Per grazia si intende il provvedimento, adottato generalmente dal capo dello Stato, di estinzione della pena a favore di un determinato soggetto. A differenza dell’amnistia e dell’indulto (Amnistia e indulto. Diritto costituzionale), quindi, la grazia non ha una portata generale, ma è un provvedimento individuale, anche se, al pari dei primi due, ha origini storiche antichissime, essendo strettamente collegata all’istituto monarchico. Poiché, infatti, il Monarca era la fonte di tutti i poteri e la giustizia era amministrata in suo nome, era perfettamente logico che ci fosse la possibilità, da parte dello stesso, di rivedere tutte quelle sentenze penali (anche definitive) che potevano offendere in qualche modo il sentimento di giustizia o costituire una soluzione politica alternativa alla pena.
Maggiori problemi di inquadramento ha sollevato la grazia con l’avvento del costituzionalismo moderno, e, in particolare, del principio della separazione dei poteri, in primo luogo, a causa della perdita di importanza del capo dello Stato a favore dell’organo parlamentare, tanto che il Governo si rende autonomo dal primo e finisce per legare la sua permanenza in carica a quest’ultimo (Fiducia parlamentare) e, in secondo luogo, per l’incidenza dei provvedimenti di clemenza sulle attribuzioni del potere giudiziario (Magistratura.
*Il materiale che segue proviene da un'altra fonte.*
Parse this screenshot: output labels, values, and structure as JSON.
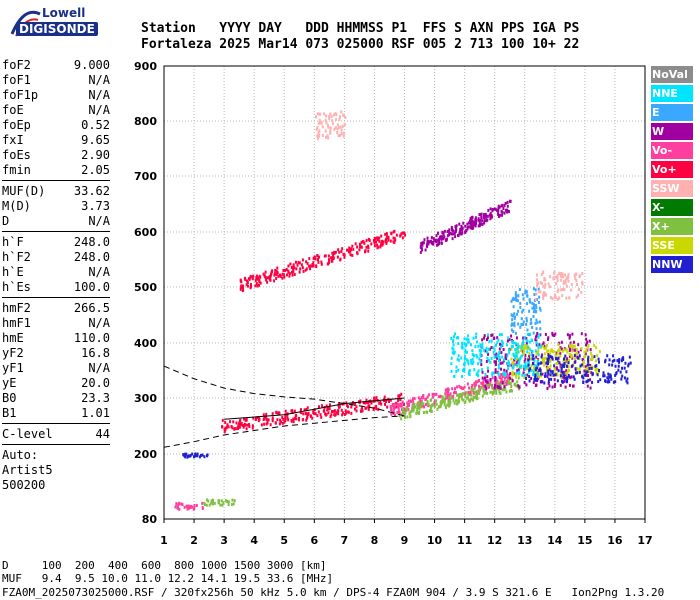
{
  "logo": {
    "line1": "Lowell",
    "line2": "DIGISONDE"
  },
  "header": {
    "row1": "Station   YYYY DAY   DDD HHMMSS P1  FFS S AXN PPS IGA PS",
    "row2": "Fortaleza 2025 Mar14 073 025000 RSF 005 2 713 100 10+ 22"
  },
  "params": [
    {
      "label": "foF2",
      "value": "9.000"
    },
    {
      "label": "foF1",
      "value": "N/A"
    },
    {
      "label": "foF1p",
      "value": "N/A"
    },
    {
      "label": "foE",
      "value": "N/A"
    },
    {
      "label": "foEp",
      "value": "0.52"
    },
    {
      "label": "fxI",
      "value": "9.65"
    },
    {
      "label": "foEs",
      "value": "2.90"
    },
    {
      "label": "fmin",
      "value": "2.05"
    },
    {
      "sep": true
    },
    {
      "label": "MUF(D)",
      "value": "33.62"
    },
    {
      "label": "M(D)",
      "value": "3.73"
    },
    {
      "label": "D",
      "value": "N/A"
    },
    {
      "sep": true
    },
    {
      "label": "h`F",
      "value": "248.0"
    },
    {
      "label": "h`F2",
      "value": "248.0"
    },
    {
      "label": "h`E",
      "value": "N/A"
    },
    {
      "label": "h`Es",
      "value": "100.0"
    },
    {
      "sep": true
    },
    {
      "label": "hmF2",
      "value": "266.5"
    },
    {
      "label": "hmF1",
      "value": "N/A"
    },
    {
      "label": "hmE",
      "value": "110.0"
    },
    {
      "label": "yF2",
      "value": "16.8"
    },
    {
      "label": "yF1",
      "value": "N/A"
    },
    {
      "label": "yE",
      "value": "20.0"
    },
    {
      "label": "B0",
      "value": "23.3"
    },
    {
      "label": "B1",
      "value": "1.01"
    },
    {
      "sep": true
    },
    {
      "label": "C-level",
      "value": "44"
    },
    {
      "sep": true
    },
    {
      "text": "Auto:"
    },
    {
      "text": "Artist5"
    },
    {
      "text": "500200"
    }
  ],
  "legend": [
    {
      "label": "NoVal",
      "color": "#8c8c8c"
    },
    {
      "label": "NNE",
      "color": "#00e5ff"
    },
    {
      "label": "E",
      "color": "#3aa8ff"
    },
    {
      "label": "W",
      "color": "#a000a0"
    },
    {
      "label": "Vo-",
      "color": "#ff3fa0"
    },
    {
      "label": "Vo+",
      "color": "#ff0040"
    },
    {
      "label": "SSW",
      "color": "#ffb0b0"
    },
    {
      "label": "X-",
      "color": "#007a00"
    },
    {
      "label": "X+",
      "color": "#80c040"
    },
    {
      "label": "SSE",
      "color": "#c8d800"
    },
    {
      "label": "NNW",
      "color": "#2020d0"
    }
  ],
  "footer": {
    "line1": "D     100  200  400  600  800 1000 1500 3000 [km]",
    "line2": "MUF   9.4  9.5 10.0 11.0 12.2 14.1 19.5 33.6 [MHz]",
    "line3": "FZA0M_2025073025000.RSF / 320fx256h 50 kHz 5.0 km / DPS-4 FZA0M 904 / 3.9 S 321.6 E   Ion2Png 1.3.20"
  },
  "chart_data": {
    "type": "scatter",
    "xlim": [
      1,
      17
    ],
    "ylim": [
      80,
      900
    ],
    "xticks": [
      1,
      2,
      3,
      4,
      5,
      6,
      7,
      8,
      9,
      10,
      11,
      12,
      13,
      14,
      15,
      16,
      17
    ],
    "yticks": [
      80,
      200,
      300,
      400,
      500,
      600,
      700,
      800,
      900
    ],
    "grid": true,
    "clusters": [
      {
        "name": "Es",
        "color": "#ff3fa0",
        "x": [
          1.3,
          2.3
        ],
        "y": [
          100,
          112
        ]
      },
      {
        "name": "Es-green",
        "color": "#80c040",
        "x": [
          2.3,
          3.4
        ],
        "y": [
          108,
          118
        ]
      },
      {
        "name": "Es2",
        "color": "#2020d0",
        "x": [
          1.6,
          2.5
        ],
        "y": [
          197,
          203
        ]
      },
      {
        "name": "F-low",
        "color": "#ff0040",
        "x": [
          2.9,
          9.0
        ],
        "y": [
          252,
          300
        ]
      },
      {
        "name": "F-main",
        "color": "#ff3fa0",
        "x": [
          8.5,
          12.5
        ],
        "y": [
          280,
          340
        ]
      },
      {
        "name": "F-main-green",
        "color": "#80c040",
        "x": [
          8.8,
          12.8
        ],
        "y": [
          275,
          330
        ]
      },
      {
        "name": "F-high-W",
        "color": "#a000a0",
        "x": [
          11.5,
          15.2
        ],
        "y": [
          320,
          420
        ]
      },
      {
        "name": "F-high-SSE",
        "color": "#c8d800",
        "x": [
          12.5,
          15.5
        ],
        "y": [
          340,
          400
        ]
      },
      {
        "name": "F-high-NNE",
        "color": "#00e5ff",
        "x": [
          10.5,
          13.5
        ],
        "y": [
          340,
          420
        ]
      },
      {
        "name": "E-spread",
        "color": "#3aa8ff",
        "x": [
          12.5,
          13.5
        ],
        "y": [
          420,
          500
        ]
      },
      {
        "name": "SSW-top",
        "color": "#ffb0b0",
        "x": [
          13.3,
          14.9
        ],
        "y": [
          480,
          530
        ]
      },
      {
        "name": "2F",
        "color": "#ff0040",
        "x": [
          3.5,
          9.0
        ],
        "y": [
          505,
          600
        ]
      },
      {
        "name": "2F-up",
        "color": "#a000a0",
        "x": [
          9.5,
          12.5
        ],
        "y": [
          575,
          650
        ]
      },
      {
        "name": "Multi",
        "color": "#ffb0b0",
        "x": [
          6.0,
          7.0
        ],
        "y": [
          770,
          820
        ]
      },
      {
        "name": "NNW-scatter",
        "color": "#2020d0",
        "x": [
          13.0,
          16.5
        ],
        "y": [
          330,
          380
        ]
      }
    ],
    "profile_top": {
      "x": [
        1.0,
        2.0,
        3.0,
        4.0,
        5.0,
        6.0,
        7.0,
        8.0,
        9.0
      ],
      "y": [
        358,
        335,
        318,
        308,
        302,
        298,
        290,
        282,
        268
      ]
    },
    "profile_bottom": {
      "x": [
        1.0,
        2.0,
        3.0,
        4.0,
        5.0,
        6.0,
        7.0,
        8.0,
        9.0
      ],
      "y": [
        212,
        222,
        234,
        242,
        250,
        255,
        260,
        265,
        268
      ]
    },
    "trace": {
      "x": [
        3.0,
        5.0,
        6.0,
        7.0,
        8.0,
        9.0
      ],
      "y": [
        262,
        270,
        280,
        290,
        295,
        300
      ]
    }
  }
}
Diritto costituzionale).
In Italia, fin dai primi anni di vigenza dell’ordinamento statutario è stato pacificamente ammesso dalla dottrina – in particolare Brunialti, Palma, Romano e lo stesso Orlando ancora nel 1947, in sede di Assemblea costituente – che la grazia non era sottratta al regime della controfirma ministeriale e che ciò, dunque, comportava un ruolo tutt’altro che formale in capo al Ministro di grazia e giustizia, soprattutto quanto al suo indefettibile potere di iniziativa.
Con l’entrata in vigore della Costituzione repubblicana, il quadro è rimasto sostanzialmente immutato e la grazia è stata ricondotta dalla dottrina maggioritaria, in ciò confortata dalla prassi, tra gli atti duali o duumvirali o misti (Controfirma ministeriale). La stessa giurisprudenza costituzionale ha riconosciuto, sino a tempi assai recenti, la sostanziale continuità tra l’esperienza statutaria e l’esperienza repubblicana. Tuttavia, nel 2006, a seguito di un conflitto di attribuzione (Conflitti di attribuzione. Diritto costituzionale), la Corte costituzionale ha ricondotto, con argomentazioni da taluno ritenute discutibili, la grazia nell’ambito degli atti formalmente e sostanzialmente presidenziali, affermando che il Ministro della giustizia (Ministri. Diritto costituzionale) è ora obbligato al compimento degli atti istruttori quando sia stato sollecitato in tal senso dal Presidente della Repubblica, ovvero quando quest’ultimo abbia assunto direttamente l’iniziativa, mentre la controfirma del Ministro non è altro che un atto «dovuto», con il quale questi «si limita ad attestare la completezza e la regolarità dell'istruttoria e del procedimento seguito».